Following the refusal of Howard & Bullough's management to meet the demands of the Amalgamated Society of Engineers (A.S.E.) for trade union recognition and a minimum wage, up to 600 engineers at the works went on strike on 2 July. Six days later, the management locked-out the whole workforce of nearly 5000 men and boys. Although members of the A.S.E. received £1/week lock-out pay while on strike and 1100 members of the Gasworkers and General Labourers Union received 10s (50p)/week, some 2000 non-union workers were left without any income. At this time, the defensive Battle of Mons was being fought and the War Office was actively seeking to recruit men. A Pals battalion had been raised in Manchester, and the Mayor of Accrington undertook to raise a battalion of Accrington Men.[3]

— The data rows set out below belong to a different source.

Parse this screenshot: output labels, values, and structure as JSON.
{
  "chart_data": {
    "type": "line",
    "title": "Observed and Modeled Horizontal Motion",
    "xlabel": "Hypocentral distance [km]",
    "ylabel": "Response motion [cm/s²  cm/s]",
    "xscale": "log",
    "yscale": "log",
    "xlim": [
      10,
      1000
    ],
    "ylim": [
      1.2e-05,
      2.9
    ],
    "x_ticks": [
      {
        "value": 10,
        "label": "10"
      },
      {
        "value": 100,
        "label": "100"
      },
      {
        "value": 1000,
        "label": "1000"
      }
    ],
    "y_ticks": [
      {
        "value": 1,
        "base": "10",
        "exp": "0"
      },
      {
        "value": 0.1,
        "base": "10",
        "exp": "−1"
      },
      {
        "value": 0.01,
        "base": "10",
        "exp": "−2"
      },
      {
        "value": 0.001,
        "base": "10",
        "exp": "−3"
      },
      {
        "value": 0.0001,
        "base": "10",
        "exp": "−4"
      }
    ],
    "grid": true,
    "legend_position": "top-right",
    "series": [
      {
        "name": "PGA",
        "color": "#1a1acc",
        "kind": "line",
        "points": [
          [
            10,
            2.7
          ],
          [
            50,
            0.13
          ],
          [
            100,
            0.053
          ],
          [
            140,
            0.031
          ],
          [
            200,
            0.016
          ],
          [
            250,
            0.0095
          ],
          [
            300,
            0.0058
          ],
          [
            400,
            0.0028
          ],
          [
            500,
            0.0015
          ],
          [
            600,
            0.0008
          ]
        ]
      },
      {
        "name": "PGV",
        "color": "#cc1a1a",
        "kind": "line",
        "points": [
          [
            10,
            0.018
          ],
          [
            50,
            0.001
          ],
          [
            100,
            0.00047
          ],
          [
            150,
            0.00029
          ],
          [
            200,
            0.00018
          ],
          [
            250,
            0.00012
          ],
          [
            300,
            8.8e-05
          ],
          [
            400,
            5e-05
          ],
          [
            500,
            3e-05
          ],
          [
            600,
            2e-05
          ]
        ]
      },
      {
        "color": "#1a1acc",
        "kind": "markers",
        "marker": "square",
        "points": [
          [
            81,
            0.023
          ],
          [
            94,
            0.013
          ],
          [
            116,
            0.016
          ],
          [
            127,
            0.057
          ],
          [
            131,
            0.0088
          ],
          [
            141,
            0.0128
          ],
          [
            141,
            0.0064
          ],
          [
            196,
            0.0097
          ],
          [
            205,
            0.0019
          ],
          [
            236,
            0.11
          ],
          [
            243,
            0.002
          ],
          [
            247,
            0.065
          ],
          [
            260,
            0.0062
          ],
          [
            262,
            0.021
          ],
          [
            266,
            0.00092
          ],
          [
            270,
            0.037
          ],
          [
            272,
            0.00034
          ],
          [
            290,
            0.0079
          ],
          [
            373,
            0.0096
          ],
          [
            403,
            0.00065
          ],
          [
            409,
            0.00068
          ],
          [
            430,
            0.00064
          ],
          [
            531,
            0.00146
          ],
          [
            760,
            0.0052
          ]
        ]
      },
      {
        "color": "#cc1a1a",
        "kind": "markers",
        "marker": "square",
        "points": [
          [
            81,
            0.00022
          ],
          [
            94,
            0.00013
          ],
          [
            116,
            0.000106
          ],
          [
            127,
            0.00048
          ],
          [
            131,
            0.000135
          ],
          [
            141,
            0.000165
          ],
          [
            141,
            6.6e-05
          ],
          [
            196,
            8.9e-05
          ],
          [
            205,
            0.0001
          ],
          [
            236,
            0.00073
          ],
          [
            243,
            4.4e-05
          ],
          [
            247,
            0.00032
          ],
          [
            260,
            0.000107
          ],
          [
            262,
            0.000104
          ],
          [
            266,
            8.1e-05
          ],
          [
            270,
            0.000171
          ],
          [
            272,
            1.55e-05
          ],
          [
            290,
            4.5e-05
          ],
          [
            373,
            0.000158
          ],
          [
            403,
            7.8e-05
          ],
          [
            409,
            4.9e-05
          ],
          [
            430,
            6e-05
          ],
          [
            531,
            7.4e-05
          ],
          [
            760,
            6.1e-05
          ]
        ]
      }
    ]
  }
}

During the Second World War they turned to manufacture of armaments such as bayonets, shells, gun carriages, mine sinkers and aircraft components.

In the recession of the 1930s, Platt Brothers, Howard and Bullough, Brooks and Doxey, Asa Lees, Dobson and Barlow, Joseph Hibbert, John Hetherington and Tweedales and Smalley merged to become Textile Machinery Makers Ltd., but the individual units continued to trade under their own names until the 1970s, when they were rationalised into one company called Platt UK Ltd.[4] In 1991 the company changed its name to Platt Saco Lowell.[5] The Globe Works closed in 1993.

Bullough's inventions

James Bullough improved his loom by inventing various components, including the "self-acting temple", which kept the woven cloth at its correct width, the weft fork (patented 1841 but disputed by Osbaldeston) and a loose reed that allowed the lathe to back away on encountering a shuttle trapped in the warp. Bullough also invented a simple but effective warning device which rang a bell every time the warp thread broke on his loom. He worked with William Kenworthy at Brookhouse Mills, with whom he applied his inventions to develop an improved power loom that became known as the Lancashire Loom.

John Bullough, with James Whittaker and John Walmsley, developed a machine, patented in 1852, that sized two warps and wound them on two beams simultaneously.[6]

Philanthropy

In accordance with the traditions of the times, Bulloughs attempted to improve the lives of its workers with acts of philanthropy. It gave James Bullough Park to the town of Accrington in 1913, and the Globe Tennis club grounds in 1926.[7]